利用生成式人工智能拓宽交通安全数据访问：一种面向空间自然语言查询的模式驱动框架

摘要

交通安全性分析需要整合事故记录、道路属性以及地理空间数据，并通过基于地理信息系统的工作流程来实现，但各机构与社区利益相关者在数据获取方面仍存在不均衡现象。技术前提条件导致安全性规划的核心分析工具与实际应用者之间存在鸿沟。地方机构、学校委员会及居民可能对安全问题有所关切，但在检索、筛选、制图及分析相关数据方面的能力有限。生成式人工智能为缩小这一差距提供了可能，但其在公共部门的应用引发了关于可靠性、可重复性及治理的疑问。本文提出了一种基于模式（schema-grounded）的自然语言接口，用于交通安全性分析，利用大型语言模型（LLM）解析用户意图，同时确保在权威数据库上执行的结果具有确定性与可审查性。用户查询被转化为结构化的语义框架，经过基于规则的验证层校验，编译成空间操作的有向无环图（DAG），并在PostGIS数据库中执行。这种有界限的设计将语言解析与确定性执行相分离，在消除获取障碍的同时，确保了结果的可重复性与模式基础。该框架利用马萨诸塞州全州范围的交通安全性数据库进行评估，该数据库整合了事故记录、道路属性以及包括学校、公交站、人行横道和行政边界在内的地理空间图层。所有查询均成功执行；验证层纠正了29%评估查询中的错误，反映出灵活的自然语言与严格的模式基础需求之间的差距。结果表明，将自然语言的易用性与确定性执行相结合，是扩大交通安全性数据获取范围的实际方向，对公共部门规划中可信赖人工智能的应用具有启示意义。

English

Transportation safety analysis requires integrating crash records, roadway attributes, and geospatial data through GIS-based workflows, but access remains uneven across agencies and community stakeholders. Technical prerequisites create a gap between analytical tools central to safety planning and the practitioners able to use them. Local agencies, school committees, and residents may have safety concerns but limited capacity to retrieve, filter, map, and analyze relevant data. Generative AI offers a way to narrow this divide, but its public-sector use raises questions about reliability, reproducibility, and governance. This paper presents a schema-grounded natural language interface for transportation safety analysis, using a large language model (LLM) to interpret user intent while preserving deterministic, reviewable execution against an authoritative database.

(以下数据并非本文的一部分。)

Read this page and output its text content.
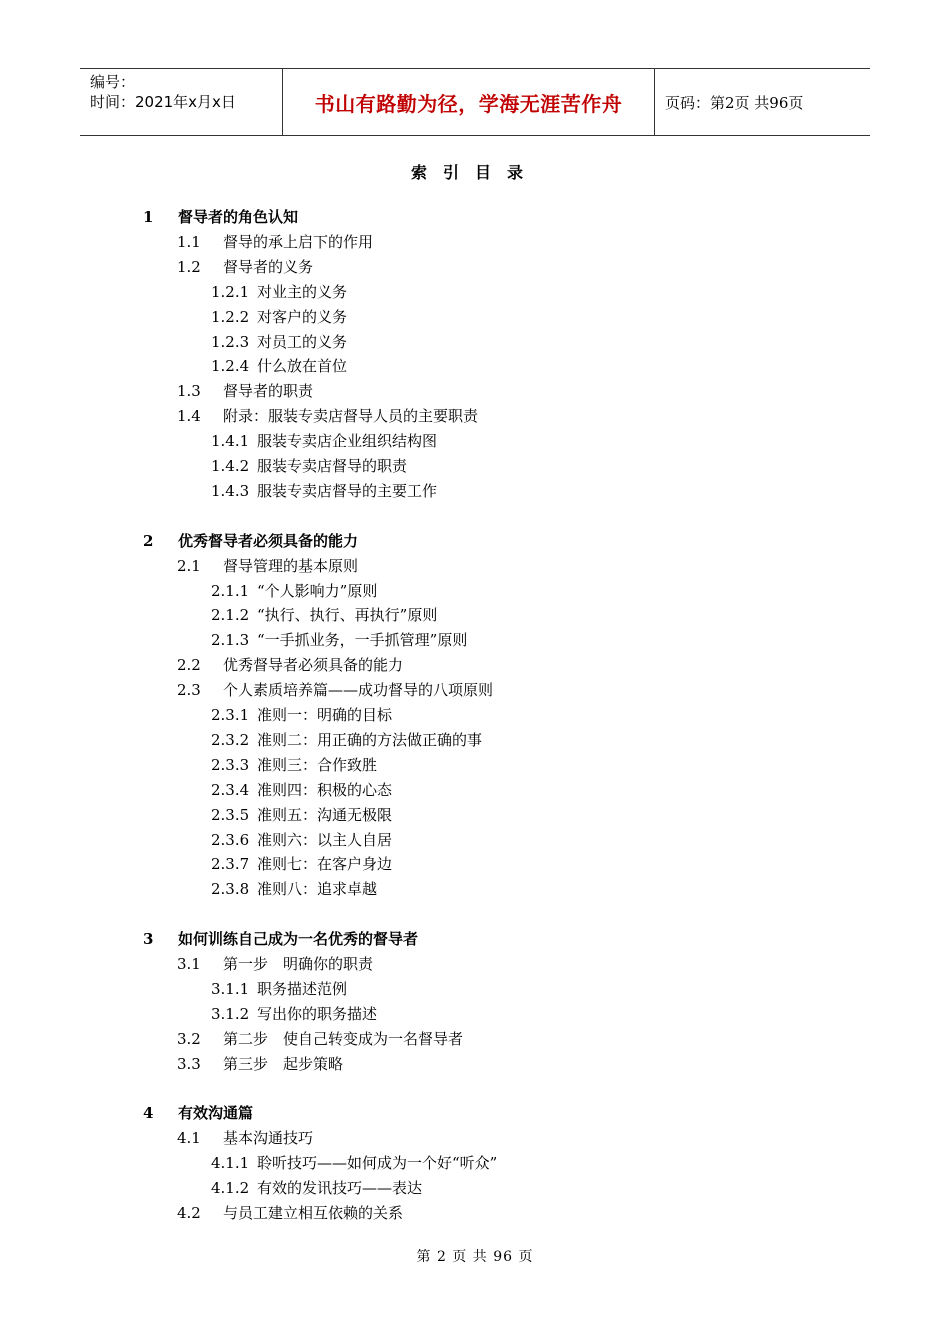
编号：
时间：2021年x月x日	书山有路勤为径，学海无涯苦作舟	页码：第2页 共96页
索引目录
1 督导者的角色认知
1.1 督导的承上启下的作用
1.2 督导者的义务
1.2.1 对业主的义务
1.2.2 对客户的义务
1.2.3 对员工的义务
1.2.4 什么放在首位
1.3 督导者的职责
1.4 附录：服装专卖店督导人员的主要职责
1.4.1 服装专卖店企业组织结构图
1.4.2 服装专卖店督导的职责
1.4.3 服装专卖店督导的主要工作
2 优秀督导者必须具备的能力
2.1 督导管理的基本原则
2.1.1 “个人影响力”原则
2.1.2 “执行、执行、再执行”原则
2.1.3 “一手抓业务，一手抓管理”原则
2.2 优秀督导者必须具备的能力
2.3 个人素质培养篇——成功督导的八项原则
2.3.1 准则一：明确的目标
2.3.2 准则二：用正确的方法做正确的事
2.3.3 准则三：合作致胜
2.3.4 准则四：积极的心态
2.3.5 准则五：沟通无极限
2.3.6 准则六：以主人自居
2.3.7 准则七：在客户身边
2.3.8 准则八：追求卓越
3 如何训练自己成为一名优秀的督导者
3.1 第一步　明确你的职责
3.1.1 职务描述范例
3.1.2 写出你的职务描述
3.2 第二步　使自己转变成为一名督导者
3.3 第三步　起步策略
4 有效沟通篇
4.1 基本沟通技巧
4.1.1 聆听技巧——如何成为一个好“听众”
4.1.2 有效的发讯技巧——表达
4.2 与员工建立相互依赖的关系
第 2 页 共 96 页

User queries are translated into structured semantic frames, validated by a rule-based layer, compiled into a typed directed acyclic graph of spatial operations, and executed against a PostGIS database. This bounded design separates language interpretation from deterministic execution, keeping results reproducible and schema-grounded while removing access barriers. The framework is evaluated using a statewide Massachusetts transportation safety database integrating crash records, roadway attributes, and geospatial layers including schools, bus stops, crosswalks, and municipal boundaries. All queries executed successfully; the validation layer corrects errors in 29% of evaluation queries, reflecting the gap between flexible natural language and strict schema-grounded requirements. The results suggest that combining natural language accessibility with deterministic execution is a practical direction for broadening access to transportation safety data, with implications for trustworthy AI in public-sector planning.